O que?! — Vi o rosto da senhora mudar o tom rosado para branco papel.

— Se você já teve crush por alguém, ou sei lá... amor verdadeiro?! — divaguei olhando para aqueles versos clássicos. — Ou é um mito essa coisa de amor verdadeiro para a vida toda?! Eu não... não entendo dessas coisas...

— Mas... — Eu nunca tinha visto a minha babá tão desconcertada. — Porrr que querrr saberrr disso agorrra, pequena Valentina?

— Justamente porque eu não sou mais "pequena", e... tem esse poema tolo... — Entreguei- lhe o livreto aberto na página do poema do Camões. — Já o tinha lido umas mil vezes na vida, mas nunca tinha parado para reparar as minúcias... amar é perder, Louise?

— Bem... veja... — Parecia tentar encontrar as palavras certas. — Eu não devia rrresponderrr a esse tipo de questão sem antes consultarrr a Vossa Majestade, sua mãe... — Suspirou. — Mas como a senhorrrita disse: "eles prrrecisam saberrr?".

Dei uma longa risada ao ouvi-la reproduzindo a minha frase insolente.

— Pois bem... diante da minha experrriência, que não é lá muito vasta, eu acrrredito que o amorrr é a rrrenúncia mais dolorrrosa e mais bonita que alguém pode fazerrr...

— Quer dizer então que a senhora já teve um crush por alguém?

—  Crrrush?! — Fraziu o cenho.

— Sim.

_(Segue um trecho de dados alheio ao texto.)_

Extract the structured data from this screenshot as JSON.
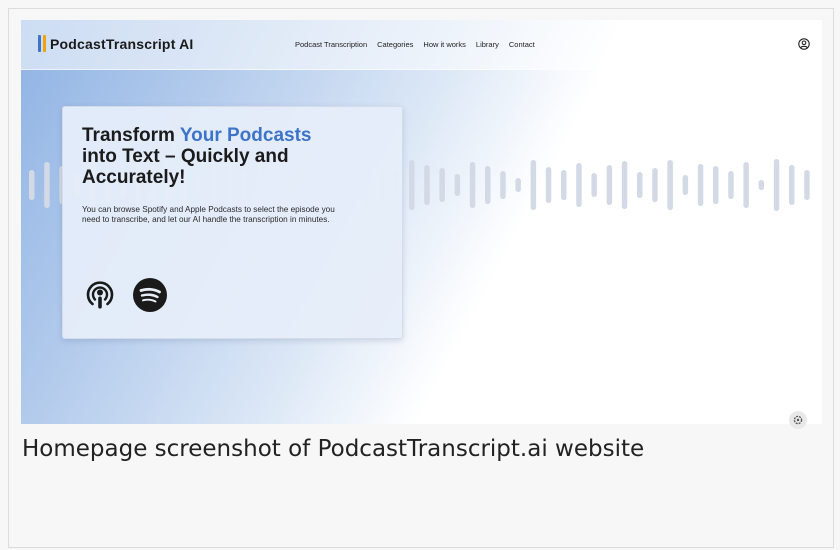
{
  "brand": {
    "name": "PodcastTranscript AI",
    "bar_colors": [
      "#3d74c9",
      "#f0a500"
    ]
  },
  "nav": {
    "links": [
      "Podcast Transcription",
      "Categories",
      "How it works",
      "Library",
      "Contact"
    ]
  },
  "hero": {
    "title_accent": "Your Podcasts",
    "title_pre": "Transform ",
    "title_post": " into Text – Quickly and Accurately!",
    "description": "You can browse Spotify and Apple Podcasts to select the episode you need to transcribe, and let our AI handle the transcription in minutes.",
    "platforms": [
      "apple-podcasts-icon",
      "spotify-icon"
    ]
  },
  "caption": "Homepage screenshot of PodcastTranscript.ai website",
  "colors": {
    "accent": "#3d74c9",
    "waveform": "#d3dae6"
  }
}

Um interesse romântico por alguém... — Expliquei achando divertida a cara de estranheza que ela tinha feito.

— Eu... eu... — A senhora de rostinho pequeno e enrugado  não sabia onde escondê-lo.

— Tudo bem, Louise... eu sei guardar segredo. — Até porque eu estava nas suas mãos, se ela quisesse dedurar o meu mal comportamento aos meus pais.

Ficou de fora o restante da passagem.